Cette phrase irritait beaucoup ma chère maman.

Il est probable que bonne maman pensait aussi, mais pas de la même manière que moi, à cette neige si lourde sur le vitrage, car elle faisait venir un homme qui montait sur le toit et délogeait la neige à grands coups de balai. C’était, si je ne me trompe, un certain M. Deltal, mari de la concierge et charpentier de son état, bonne maman n’avait pas coutume d’employer cette concierge ; elle n’aimait pas le contact avec les gens trop voisins et redoutait les cancans. Mme Deltal était régulièrement laide, comme dit Saint-Simon de la duchesse de Bourgogne ; mais rien ne rachetait cette laideur, sinon qu’elle était nette et propre. J’entendais nos bonnes marmotter : « Comment ce laideron a-t-il été épousé par ce beau garçon ? » Je ne m’expliquais pas cette phrase, car M. Deltal, quoique grand et mince, avec son tablier dont les bords étaient encore verts, et le milieu d’un coloris innommable, ses mains qui avaient oublié la couleur de leur peau, et sa forte odeur d’alcool et de tabac, ne me paraissait rien moins que beau ; sa femme me semblait alors vieille ; mais, malgré le nombre de lustres qui ont passé depuis les temps dont je parle, quand je la rencontre aujourd’hui, elle est toute semblable, affreuse, alerte et nette. Il y a certainement pour les laides une fontaine de Jouvence ; c’est une juste compensation de la nature et du ciel ; mais, à l’âge de six ans, je ne m’arrêtais pas à ce genre de considérations.

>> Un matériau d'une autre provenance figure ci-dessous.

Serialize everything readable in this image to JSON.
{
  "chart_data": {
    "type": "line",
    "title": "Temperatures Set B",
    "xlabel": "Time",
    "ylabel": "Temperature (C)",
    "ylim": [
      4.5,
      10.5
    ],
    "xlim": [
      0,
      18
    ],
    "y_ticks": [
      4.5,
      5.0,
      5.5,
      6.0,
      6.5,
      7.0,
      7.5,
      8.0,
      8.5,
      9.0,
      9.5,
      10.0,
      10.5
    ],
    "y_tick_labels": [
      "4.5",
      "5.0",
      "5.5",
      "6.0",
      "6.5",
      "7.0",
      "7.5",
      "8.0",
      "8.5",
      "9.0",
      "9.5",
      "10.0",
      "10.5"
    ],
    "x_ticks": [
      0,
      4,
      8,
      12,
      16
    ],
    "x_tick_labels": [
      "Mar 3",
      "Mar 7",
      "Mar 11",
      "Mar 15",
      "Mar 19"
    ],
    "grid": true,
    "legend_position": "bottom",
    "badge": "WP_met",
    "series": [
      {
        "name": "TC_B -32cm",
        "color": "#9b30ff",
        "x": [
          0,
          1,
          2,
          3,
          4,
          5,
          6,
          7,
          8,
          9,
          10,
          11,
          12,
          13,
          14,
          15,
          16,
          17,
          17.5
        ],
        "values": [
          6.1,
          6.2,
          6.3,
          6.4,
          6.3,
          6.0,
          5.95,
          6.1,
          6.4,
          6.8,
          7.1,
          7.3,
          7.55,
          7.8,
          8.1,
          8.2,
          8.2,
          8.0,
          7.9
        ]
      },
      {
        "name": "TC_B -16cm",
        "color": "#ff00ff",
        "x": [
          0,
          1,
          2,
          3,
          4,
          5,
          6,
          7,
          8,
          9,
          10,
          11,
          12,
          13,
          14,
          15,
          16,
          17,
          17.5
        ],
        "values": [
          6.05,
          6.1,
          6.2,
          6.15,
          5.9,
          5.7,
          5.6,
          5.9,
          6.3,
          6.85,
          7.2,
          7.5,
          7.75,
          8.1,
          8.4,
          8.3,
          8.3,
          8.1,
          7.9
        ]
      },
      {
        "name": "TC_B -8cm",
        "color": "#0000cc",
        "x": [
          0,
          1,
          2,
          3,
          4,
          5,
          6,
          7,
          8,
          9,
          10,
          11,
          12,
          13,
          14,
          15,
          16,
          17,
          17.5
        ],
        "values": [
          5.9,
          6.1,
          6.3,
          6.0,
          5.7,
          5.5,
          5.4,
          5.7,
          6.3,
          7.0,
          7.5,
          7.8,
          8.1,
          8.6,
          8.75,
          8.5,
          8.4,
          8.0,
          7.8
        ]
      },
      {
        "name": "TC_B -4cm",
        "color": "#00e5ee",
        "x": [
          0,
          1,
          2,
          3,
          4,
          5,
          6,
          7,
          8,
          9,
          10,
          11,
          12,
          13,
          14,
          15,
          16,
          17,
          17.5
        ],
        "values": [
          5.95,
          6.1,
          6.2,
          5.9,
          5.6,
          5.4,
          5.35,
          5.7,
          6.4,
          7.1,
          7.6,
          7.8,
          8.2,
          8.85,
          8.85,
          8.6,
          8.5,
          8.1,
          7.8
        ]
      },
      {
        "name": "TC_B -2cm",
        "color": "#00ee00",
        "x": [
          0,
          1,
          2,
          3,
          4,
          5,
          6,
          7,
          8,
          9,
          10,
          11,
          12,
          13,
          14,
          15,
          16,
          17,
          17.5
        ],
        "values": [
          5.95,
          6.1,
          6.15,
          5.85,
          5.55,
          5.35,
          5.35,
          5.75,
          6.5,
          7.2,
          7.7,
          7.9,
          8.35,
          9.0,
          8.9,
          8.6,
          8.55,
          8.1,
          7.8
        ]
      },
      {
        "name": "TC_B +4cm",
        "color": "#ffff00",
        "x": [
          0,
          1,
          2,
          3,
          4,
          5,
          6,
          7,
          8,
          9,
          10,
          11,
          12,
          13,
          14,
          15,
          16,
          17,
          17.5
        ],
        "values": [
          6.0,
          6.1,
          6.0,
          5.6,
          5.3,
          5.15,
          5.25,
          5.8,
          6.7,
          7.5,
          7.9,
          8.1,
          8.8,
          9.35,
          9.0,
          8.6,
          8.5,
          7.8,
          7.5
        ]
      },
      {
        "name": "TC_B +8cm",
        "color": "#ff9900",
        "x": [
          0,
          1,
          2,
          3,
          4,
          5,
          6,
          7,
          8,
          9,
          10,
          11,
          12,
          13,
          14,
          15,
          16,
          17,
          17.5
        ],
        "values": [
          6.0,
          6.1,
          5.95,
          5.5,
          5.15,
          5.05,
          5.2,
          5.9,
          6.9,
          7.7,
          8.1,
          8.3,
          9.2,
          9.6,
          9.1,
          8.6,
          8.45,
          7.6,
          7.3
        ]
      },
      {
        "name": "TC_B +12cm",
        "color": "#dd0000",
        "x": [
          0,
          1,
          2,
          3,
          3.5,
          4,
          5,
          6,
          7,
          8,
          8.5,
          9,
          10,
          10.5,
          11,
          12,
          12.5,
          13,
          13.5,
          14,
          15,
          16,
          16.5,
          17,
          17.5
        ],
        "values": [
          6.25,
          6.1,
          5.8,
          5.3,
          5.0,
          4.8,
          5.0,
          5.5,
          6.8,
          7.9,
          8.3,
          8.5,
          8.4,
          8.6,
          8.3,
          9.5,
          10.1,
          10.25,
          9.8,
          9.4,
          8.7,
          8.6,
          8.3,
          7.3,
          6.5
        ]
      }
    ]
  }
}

Je m’installais de préférence dans l’angle du deuxième étage dont les marches étaient plus larges, sous ce vitrage qui reflétait le passage des nuées ou qui s’illuminait de bleu ; de là-haut, pas grand bruit n’arrivait, car l’entourage de jardins était silencieux ; seul, quelquefois, un remorqueur, demandant le passage fibre pour tourner sur la Seine, déchirait ce grand silence et faisait vibrer toute la toiture ; j’écoutais passer jusqu’au bout ces ondes sonores qui ne ressemblaient à aucun des bruits familiers de la maison et qui me parlaient d’un monde extérieur plein de beautés assurément, et que je plaçais bien plus loin que la Seine.